L’impresa è costretta dal codice civile a offrire due diverse garanzie contro questi vizi. La prima vale per due anni e copre le opere di minor durata. La seconda è decennale, ed è prevista dal codice per gli edifici o comunque per “le altre cose immobili destinate per loro natura a lunga durata”.
Garanzia biennale.
Dura due anni dalla consegna delle opere. Il committente deve presentare denuncia entro 60 giorni dalla scoperta del vizio. Tale termine non coincide però con quello in cui il committente si accorge che esiste qualcosa che non va. Parte anzi dal momento in cui si ha una qualche certezza che la colpa e dell’appaltatore , magari dopo una perizia eseguita da un tecnico. Se poi l’appaltatore ha agito per nascondere il vizio, o lo ha ammesso (anche affermando di non essere lui il responsabile), non si ha più bisogno di denunciarlo entro due mesi.
Garanzia decennale.
Funziona quando l’opera “per vizio del suolo o per difetto della costruzione rovina in tutto o in parte, ovvero presenta evidente pericolo di rovina o gravi difetti” (art. 1669 del codice civile). Per i giudici, vanno compresi nel concetto di "gravi difetti" anche quelli che, pur non compromettendo la statica del fabbricato, limitano in modo grave la funzione cui esso è destinato. Per esempio, le infiltrazioni d’acqua causate da insufficiente impermeabilizzazione.

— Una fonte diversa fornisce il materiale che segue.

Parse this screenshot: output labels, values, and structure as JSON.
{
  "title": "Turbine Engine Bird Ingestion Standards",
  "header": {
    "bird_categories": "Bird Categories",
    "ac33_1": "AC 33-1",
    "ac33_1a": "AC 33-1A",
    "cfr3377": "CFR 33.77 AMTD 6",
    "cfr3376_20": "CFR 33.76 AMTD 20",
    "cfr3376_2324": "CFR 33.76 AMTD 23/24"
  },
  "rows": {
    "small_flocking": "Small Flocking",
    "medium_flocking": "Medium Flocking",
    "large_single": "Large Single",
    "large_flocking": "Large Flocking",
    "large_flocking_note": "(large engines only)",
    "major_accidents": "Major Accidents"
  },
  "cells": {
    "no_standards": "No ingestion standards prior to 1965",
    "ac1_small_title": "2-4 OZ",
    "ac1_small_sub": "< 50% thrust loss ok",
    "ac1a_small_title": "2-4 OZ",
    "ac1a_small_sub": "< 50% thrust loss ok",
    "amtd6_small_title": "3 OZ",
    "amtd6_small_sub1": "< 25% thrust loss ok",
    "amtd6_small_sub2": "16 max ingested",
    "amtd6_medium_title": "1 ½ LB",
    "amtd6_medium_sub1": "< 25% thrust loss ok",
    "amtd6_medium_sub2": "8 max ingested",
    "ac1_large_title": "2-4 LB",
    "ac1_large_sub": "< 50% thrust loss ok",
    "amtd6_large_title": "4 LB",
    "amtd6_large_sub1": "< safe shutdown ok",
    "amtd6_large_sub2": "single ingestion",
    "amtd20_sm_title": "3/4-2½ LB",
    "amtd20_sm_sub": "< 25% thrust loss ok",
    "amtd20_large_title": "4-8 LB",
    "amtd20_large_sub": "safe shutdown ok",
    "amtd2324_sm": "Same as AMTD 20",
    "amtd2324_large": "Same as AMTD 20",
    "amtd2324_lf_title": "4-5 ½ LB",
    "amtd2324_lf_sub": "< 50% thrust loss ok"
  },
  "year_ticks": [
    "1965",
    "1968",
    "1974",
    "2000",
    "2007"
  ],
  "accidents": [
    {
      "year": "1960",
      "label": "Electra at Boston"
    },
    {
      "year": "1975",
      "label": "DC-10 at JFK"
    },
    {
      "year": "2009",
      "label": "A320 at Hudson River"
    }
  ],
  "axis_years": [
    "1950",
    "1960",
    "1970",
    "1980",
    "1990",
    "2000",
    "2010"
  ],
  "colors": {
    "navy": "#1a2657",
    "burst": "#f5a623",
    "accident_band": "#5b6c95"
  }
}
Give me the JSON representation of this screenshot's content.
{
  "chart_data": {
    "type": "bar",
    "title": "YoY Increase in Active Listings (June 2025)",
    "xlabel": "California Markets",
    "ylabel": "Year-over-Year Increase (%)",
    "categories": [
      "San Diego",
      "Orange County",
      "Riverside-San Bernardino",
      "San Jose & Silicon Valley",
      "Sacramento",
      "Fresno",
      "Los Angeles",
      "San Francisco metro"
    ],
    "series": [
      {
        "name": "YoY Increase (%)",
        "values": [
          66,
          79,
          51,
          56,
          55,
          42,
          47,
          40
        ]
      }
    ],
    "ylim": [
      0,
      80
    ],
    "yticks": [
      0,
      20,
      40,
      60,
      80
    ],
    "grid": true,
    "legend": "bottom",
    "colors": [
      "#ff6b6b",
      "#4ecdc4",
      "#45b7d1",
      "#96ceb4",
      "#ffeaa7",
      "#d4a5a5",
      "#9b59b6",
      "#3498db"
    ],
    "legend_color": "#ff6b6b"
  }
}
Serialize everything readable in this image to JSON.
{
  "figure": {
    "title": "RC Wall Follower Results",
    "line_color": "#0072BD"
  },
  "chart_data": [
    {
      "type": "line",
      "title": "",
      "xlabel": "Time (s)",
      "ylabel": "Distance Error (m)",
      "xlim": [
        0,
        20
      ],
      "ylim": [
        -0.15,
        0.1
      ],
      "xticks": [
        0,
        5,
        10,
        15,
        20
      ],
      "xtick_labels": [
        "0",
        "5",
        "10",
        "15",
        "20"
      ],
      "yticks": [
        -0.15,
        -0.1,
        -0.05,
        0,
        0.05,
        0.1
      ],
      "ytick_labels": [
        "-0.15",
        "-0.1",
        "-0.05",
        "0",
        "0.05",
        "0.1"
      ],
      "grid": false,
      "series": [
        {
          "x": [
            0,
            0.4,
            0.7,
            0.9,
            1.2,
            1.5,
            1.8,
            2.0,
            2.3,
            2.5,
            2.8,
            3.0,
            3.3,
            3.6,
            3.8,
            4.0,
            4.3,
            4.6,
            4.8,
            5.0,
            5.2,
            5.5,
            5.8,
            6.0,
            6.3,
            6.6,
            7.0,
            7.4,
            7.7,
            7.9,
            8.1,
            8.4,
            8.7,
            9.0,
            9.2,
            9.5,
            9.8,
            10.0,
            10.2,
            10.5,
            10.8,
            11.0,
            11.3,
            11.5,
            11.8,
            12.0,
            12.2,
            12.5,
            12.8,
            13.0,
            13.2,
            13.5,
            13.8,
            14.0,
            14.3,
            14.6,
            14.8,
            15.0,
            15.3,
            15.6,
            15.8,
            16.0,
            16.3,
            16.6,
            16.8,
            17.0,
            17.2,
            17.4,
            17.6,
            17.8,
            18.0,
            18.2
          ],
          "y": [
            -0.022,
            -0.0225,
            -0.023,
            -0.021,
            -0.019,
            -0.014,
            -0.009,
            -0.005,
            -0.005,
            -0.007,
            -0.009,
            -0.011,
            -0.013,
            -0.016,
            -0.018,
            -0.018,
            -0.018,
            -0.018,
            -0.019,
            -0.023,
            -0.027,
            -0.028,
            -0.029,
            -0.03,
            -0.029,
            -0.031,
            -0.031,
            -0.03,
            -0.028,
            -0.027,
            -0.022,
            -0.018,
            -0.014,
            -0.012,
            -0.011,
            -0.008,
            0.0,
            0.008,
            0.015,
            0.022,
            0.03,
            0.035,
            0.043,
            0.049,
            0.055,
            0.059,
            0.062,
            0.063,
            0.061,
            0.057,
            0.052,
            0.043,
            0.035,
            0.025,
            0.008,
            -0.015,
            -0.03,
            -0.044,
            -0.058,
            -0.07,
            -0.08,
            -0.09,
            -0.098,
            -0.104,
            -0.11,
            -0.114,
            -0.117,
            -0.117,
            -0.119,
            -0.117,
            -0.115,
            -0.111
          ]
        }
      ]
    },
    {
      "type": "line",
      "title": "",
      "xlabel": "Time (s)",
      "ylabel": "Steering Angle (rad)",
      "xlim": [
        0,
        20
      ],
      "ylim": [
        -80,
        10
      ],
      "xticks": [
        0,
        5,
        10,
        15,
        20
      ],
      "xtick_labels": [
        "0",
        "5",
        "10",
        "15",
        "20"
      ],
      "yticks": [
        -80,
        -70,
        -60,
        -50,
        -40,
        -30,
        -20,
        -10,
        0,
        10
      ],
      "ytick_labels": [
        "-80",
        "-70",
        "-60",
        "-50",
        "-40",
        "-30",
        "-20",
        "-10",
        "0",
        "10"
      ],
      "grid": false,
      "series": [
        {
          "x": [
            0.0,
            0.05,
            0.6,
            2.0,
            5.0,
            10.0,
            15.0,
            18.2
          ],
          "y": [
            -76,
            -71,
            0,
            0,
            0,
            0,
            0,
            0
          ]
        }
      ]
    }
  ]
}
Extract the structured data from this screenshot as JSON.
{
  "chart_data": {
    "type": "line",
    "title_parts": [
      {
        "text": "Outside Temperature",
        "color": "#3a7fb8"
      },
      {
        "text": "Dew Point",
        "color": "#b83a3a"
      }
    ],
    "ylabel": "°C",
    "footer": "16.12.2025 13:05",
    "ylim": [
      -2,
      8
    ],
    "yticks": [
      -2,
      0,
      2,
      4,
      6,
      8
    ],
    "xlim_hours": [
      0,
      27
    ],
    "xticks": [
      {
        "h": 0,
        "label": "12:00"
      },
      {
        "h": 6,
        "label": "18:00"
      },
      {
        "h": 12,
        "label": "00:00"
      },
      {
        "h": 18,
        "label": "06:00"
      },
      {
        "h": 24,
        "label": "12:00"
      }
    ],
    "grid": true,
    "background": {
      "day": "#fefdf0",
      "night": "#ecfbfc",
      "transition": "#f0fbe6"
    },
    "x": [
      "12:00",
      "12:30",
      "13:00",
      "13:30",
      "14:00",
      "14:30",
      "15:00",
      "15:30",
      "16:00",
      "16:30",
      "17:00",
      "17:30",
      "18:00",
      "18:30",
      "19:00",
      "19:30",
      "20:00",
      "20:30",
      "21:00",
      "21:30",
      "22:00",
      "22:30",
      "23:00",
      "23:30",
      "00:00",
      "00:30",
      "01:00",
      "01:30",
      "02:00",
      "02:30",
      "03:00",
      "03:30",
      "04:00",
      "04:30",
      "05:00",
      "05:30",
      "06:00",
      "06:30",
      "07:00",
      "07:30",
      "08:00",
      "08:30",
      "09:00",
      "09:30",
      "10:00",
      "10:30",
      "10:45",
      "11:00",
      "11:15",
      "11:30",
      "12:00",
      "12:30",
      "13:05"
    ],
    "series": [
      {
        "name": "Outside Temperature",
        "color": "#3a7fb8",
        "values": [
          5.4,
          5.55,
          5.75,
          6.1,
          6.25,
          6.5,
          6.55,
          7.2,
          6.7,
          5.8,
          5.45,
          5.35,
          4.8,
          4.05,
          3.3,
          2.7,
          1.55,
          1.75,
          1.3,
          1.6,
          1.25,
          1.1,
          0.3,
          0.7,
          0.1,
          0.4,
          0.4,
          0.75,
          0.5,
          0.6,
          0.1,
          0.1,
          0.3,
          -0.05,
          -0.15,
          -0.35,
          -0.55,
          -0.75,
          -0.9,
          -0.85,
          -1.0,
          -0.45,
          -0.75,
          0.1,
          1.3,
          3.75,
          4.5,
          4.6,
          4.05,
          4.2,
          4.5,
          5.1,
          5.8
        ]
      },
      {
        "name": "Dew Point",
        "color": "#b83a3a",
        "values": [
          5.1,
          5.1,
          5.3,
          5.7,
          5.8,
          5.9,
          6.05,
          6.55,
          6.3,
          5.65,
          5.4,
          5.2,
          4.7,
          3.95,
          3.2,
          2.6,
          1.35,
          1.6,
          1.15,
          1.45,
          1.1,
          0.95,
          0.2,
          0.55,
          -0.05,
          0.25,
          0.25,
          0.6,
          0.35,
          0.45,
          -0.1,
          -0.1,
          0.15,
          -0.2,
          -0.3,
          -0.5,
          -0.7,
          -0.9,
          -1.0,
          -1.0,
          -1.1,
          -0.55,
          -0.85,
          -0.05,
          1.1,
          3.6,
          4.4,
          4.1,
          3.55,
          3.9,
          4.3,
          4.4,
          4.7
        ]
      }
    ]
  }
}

Oltre alla garanzia, portata da due a dieci anni, viene prorogato anche, da due mesi a un anno il termine per la denuncia (da presentare, sempre, solo dopo che si ha la sicurezza delle responsabilità dell’impresa).
Dopo la denuncia si ha un anno di tempo per intraprendere un’azione legale. Entro i 12 mesi, se si invia un’ulteriore raccomandata, si avrà un ulteriore periodo, di pari durata.
Rimedi e risarcimenti.
Il cliente dell’impresa ha due possibilità. La prima è pretendere l'eliminazione del vizio, oltre ai danni. La seconda è chiedere la riduzione del prezzo da pagare o pagato e il risarcimento degli eventuali danni. La scelta se preferire l’uno o l’altro rimedio va in genere fatta una volta per tutte. Si può pretendere che sia la stessa impresa a riparare al mal fatto. Più spesso si cercherà di ottenere un’autorizzazione dal Giudice per fare eseguire i lavori ad altri, naturalmente a spese dell’impresa che ha sbagliato.
Una possibilità estrema è quella della risoluzione del contratto, con la restituzione di quanto si è pagato. E’ una scelta imboccabile solo in casi particolarissimi: quando, cioè, , siano stati eseguiti lavori del tutto inutili e non previsti, che rendano l'opera vizi così gravi da renderla inadatta al suo scopo.
Secondo la Cassazione (sentenza n. 9239/2000) la domanda di risoluzione del contratto può essere presentata in unico giudizio con in subordine la domanda per riduzione del prezzo oppure quella per l’eliminazione dei vizi. In tal caso, infatti, non è necessario scegliere sin da subito quale sia il rimedio richiesto.